The other weekend, I spent the better part of a raw, blustery Saturday walking around looking for plants. My quest to beautify my home is never-ending; if I spend a lot of time in a space, investing in what that space looks like feels important to me. Flowers are great and so is the rug that I bought for the living room, but enough time alone with HGTV has taught me that I need plants and I needed them yesterday.
There’s a fancy plant shop in my neighborhood, a space full of windows and natural light and poured concrete floors, with plants and thoughtful ceramics on every shelf. I went there first but realized very quickly that everything inside was beyond my price limit. Instead, I went to Lowe’s. I bought four plants and two planters for $80. I came home, moved a bunch of stuff around my living room, plopped the big palm in the corner by the window, put the gardenia on the windowsill and repurposed a bar cart that previously held old mail and magazines from 2014 as a plant stand.

Looking at the plants make me happy; misting their little leaves and dutifully sticking a finger in the soil to see if they need water is now a part of my doddering pre-bed routine. I didn’t need the plants. I wanted them. Something about the weather that day, or the way that I was feeling when I woke up that morning — full of purpose but with nowhere to direct that purpose; in desperate need of a distraction; itching to do something — made me buy the plants. Instagram maybe made me buy the plants. Some brief blip of something I saw on a website or a magazine or at a friend’s house, maybe. This is how it works — this is how they get you. Some are more susceptible than others.
I’m trying to parse out the reasons why I feel compelled to spend money, but sometimes, it’s not that deep. Sometimes you just want a plant, for no reason other than the fact that it might be a nice thing to have — not quite an impulse buy, not a purchase with roots deep in some unexamined, unexplored emotion, either.

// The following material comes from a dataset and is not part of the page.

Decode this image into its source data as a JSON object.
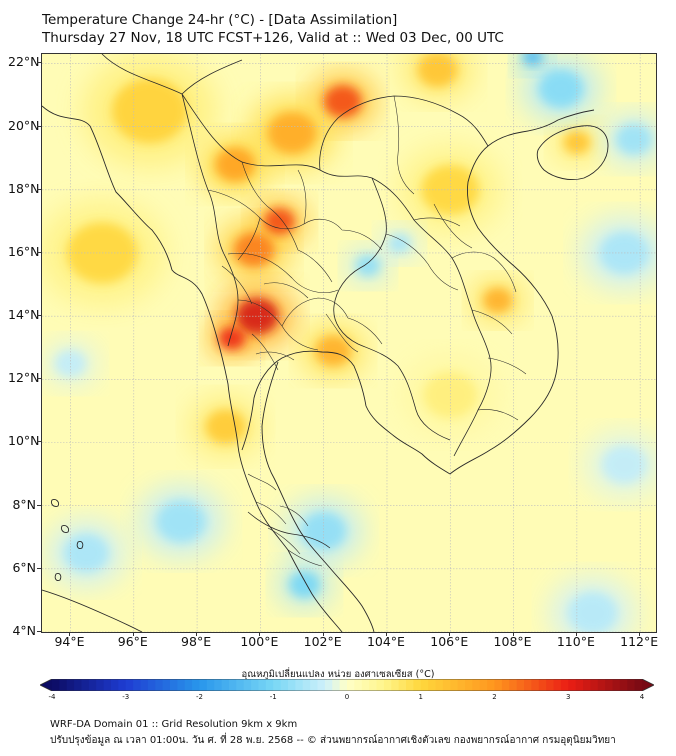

An impulse buy is the face mask you bought to make up for the fact that you’re shopping for wood soap and trash bags at one in the morning. An impulse buy is not attempting to purchase happiness; it’s a means of staving off the kind of seasonal depression that will settle in your bones if you let it and stay there. Happiness is the abstraction we all chase, whether we know it or not. If $80 is what it costs for me for now, so be it.
Sometimes you just want a plant or two, some greenery, a little life. It’s nice! Plants are nice. Let’s hope I can keep them alive.